Integrating AI into Real-World Applications: Lessons Learned

The Problem We Were Solving

University websites are notoriously difficult to navigate. Prospective students, staff, and visitors all need different information — and the search bar rarely cuts it. The goal was to build a voice-enabled AI assistant that could answer common queries conversationally, reducing support requests and improving user satisfaction.

Choosing Rasa

After evaluating Dialogflow, Wit.ai, and raw transformer-based pipelines, we chose Rasa Open Source for three reasons:

Fully self-hosted — no third-party data sharing.
Custom pipeline components for domain-specific NLU.
Python-native, making integration with our FastAPI backend straightforward.

Designing Intents and Entities

The quality of your training data is the single biggest lever you can pull. We spent more time on intent design than on any other part of the project, and it paid off.

“Your model is only as good as your intent taxonomy.”

A few rules we settled on:

Keep intents atomic. ask_admission_requirements beats ask_general_info. Broad intents cause misclassification at the edges.
At least 15 training examples per intent. Vary phrasing, sentence length, and formality (including typos).
Use synonyms for entities. Map “BSc”, “Bachelor of Science”, and “undergraduate degree” to the same canonical value.

Building the NLU Pipeline

Our config.yml pipeline combined a pre-trained language model with Rasa’s featurizers for best accuracy on domain-specific language:

pipeline:
  - name: SpacyNLP
    model: en_core_web_md
  - name: SpacyTokenizer
  - name: SpacyFeaturizer
  - name: RegexFeaturizer
  - name: LexicalSyntacticFeaturizer
  - name: CountVectorsFeaturizer
  - name: DIETClassifier
    epochs: 100
  - name: EntitySynonymMapper
  - name: ResponseSelector
    epochs: 80

The DIETClassifier (Dual Intent and Entity Transformer) gave us the best balance between training speed and accuracy on our 800-example dataset.

Google Text-to-Speech Integration

Once Rasa returned a text response, we piped it through the Google Cloud TTS API to synthesise audio. The key insight was to cache synthesised audio for common responses — the top 50 answers covered around 70% of queries, eliminating most API latency.

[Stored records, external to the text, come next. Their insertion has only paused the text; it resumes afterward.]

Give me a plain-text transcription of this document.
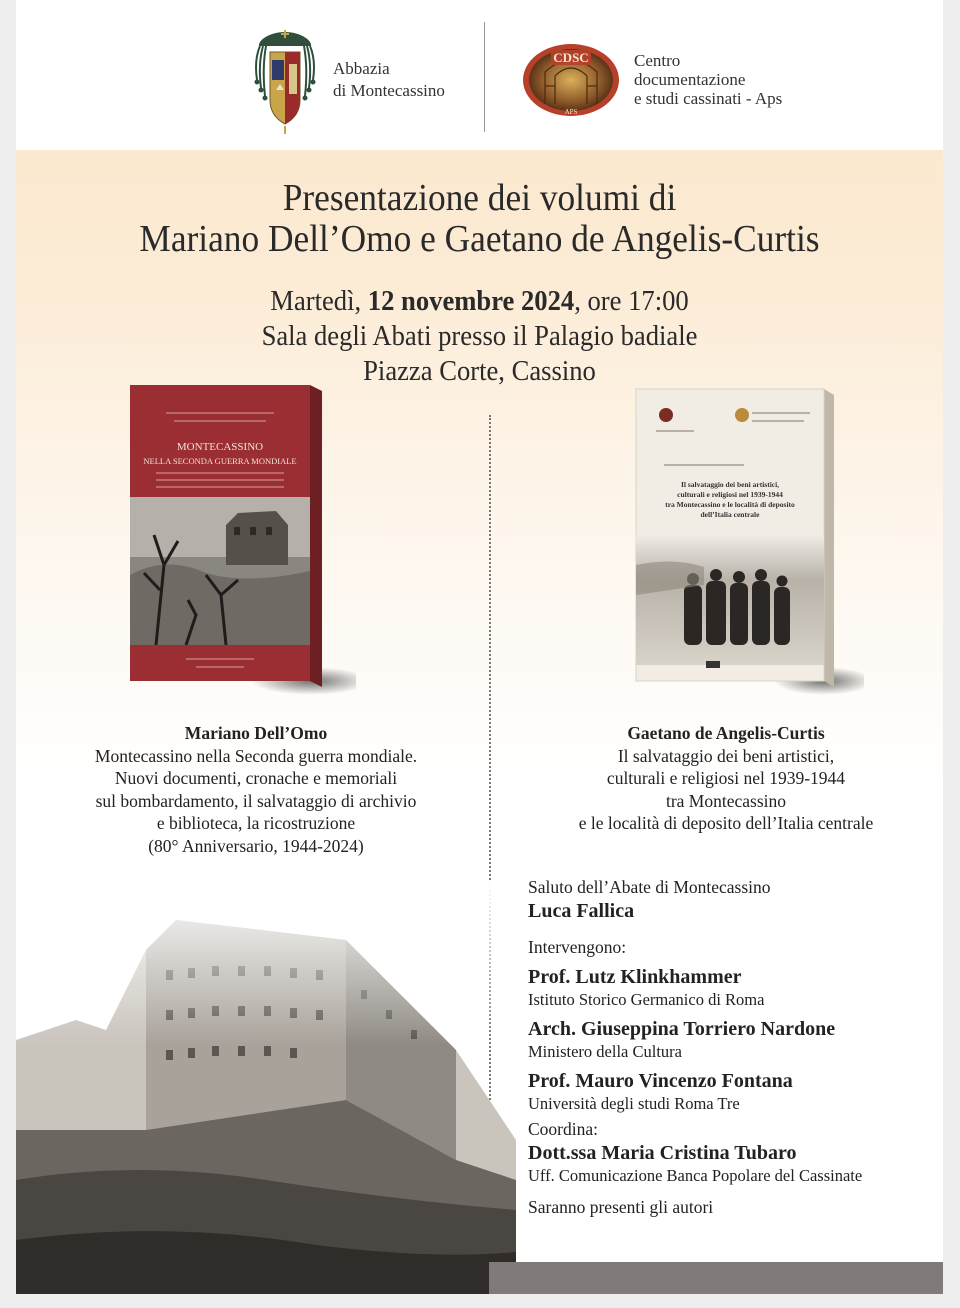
Abbazia
di Montecassino
CDSC
APS
Centro
documentazione
e studi cassinati - Aps
Presentazione dei volumi di
Mariano Dell’Omo e Gaetano de Angelis-Curtis
Martedì, 12 novembre 2024, ore 17:00
Sala degli Abati presso il Palagio badiale
Piazza Corte, Cassino
MONTECASSINO
NELLA SECONDA GUERRA MONDIALE
Il salvataggio dei beni artistici,
culturali e religiosi nel 1939-1944
tra Montecassino e le località di deposito
dell’Italia centrale
Mariano Dell’Omo
Montecassino nella Seconda guerra mondiale.
Nuovi documenti, cronache e memoriali
sul bombardamento, il salvataggio di archivio
e biblioteca, la ricostruzione
(80° Anniversario, 1944-2024)
Gaetano de Angelis-Curtis
Il salvataggio dei beni artistici,
culturali e religiosi nel 1939-1944
tra Montecassino
e le località di deposito dell’Italia centrale
Saluto dell’Abate di Montecassino
Luca Fallica
Intervengono:
Prof. Lutz Klinkhammer
Istituto Storico Germanico di Roma
Arch. Giuseppina Torriero Nardone
Ministero della Cultura
Prof. Mauro Vincenzo Fontana
Università degli studi Roma Tre
Coordina:
Dott.ssa Maria Cristina Tubaro
Uff. Comunicazione Banca Popolare del Cassinate
Saranno presenti gli autori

from google.cloud import texttospeech
import functools

@functools.lru_cache(maxsize=256)
def synthesise(text: str) -> bytes:
    client = texttospeech.TextToSpeechClient()
    synthesis_input = texttospeech.SynthesisInput(text=text)
    voice = texttospeech.VoiceSelectionParams(
        language_code="en-US",
        ssml_gender=texttospeech.SsmlVoiceGender.NEUTRAL,
    )
    audio_config = texttospeech.AudioConfig(
        audio_encoding=texttospeech.AudioEncoding.MP3
    )
    response = client.synthesize_speech(
        input=synthesis_input, voice=voice, audio_config=audio_config
    )
    return response.audio_content

Fallback and Confidence Thresholds

No model is perfect. Configure a FallbackClassifier in Rasa so that low-confidence predictions trigger a graceful “I’m not sure, try phrasing it differently” response instead of a wrong answer. We set the threshold at 0.65 after analysing the confidence distribution on our validation set.

Key Takeaways

Invest heavily in data collection and cleaning — it outweighs model tuning.
Self-hosted NLP is viable and gives you full control over your data pipeline.
Cache TTS outputs aggressively; latency kills conversational UX.
Instrument every conversation and retrain monthly with real user queries.
Define clear fallback behaviour before launch — edge cases will surprise you.

What’s Next

The next iteration will explore fine-tuning a small LLM (e.g. Mistral 7B via Ollama) on the university’s knowledge base, replacing the static intent classifier with a retrieval-augmented generation (RAG) pipeline for more flexible, factual responses.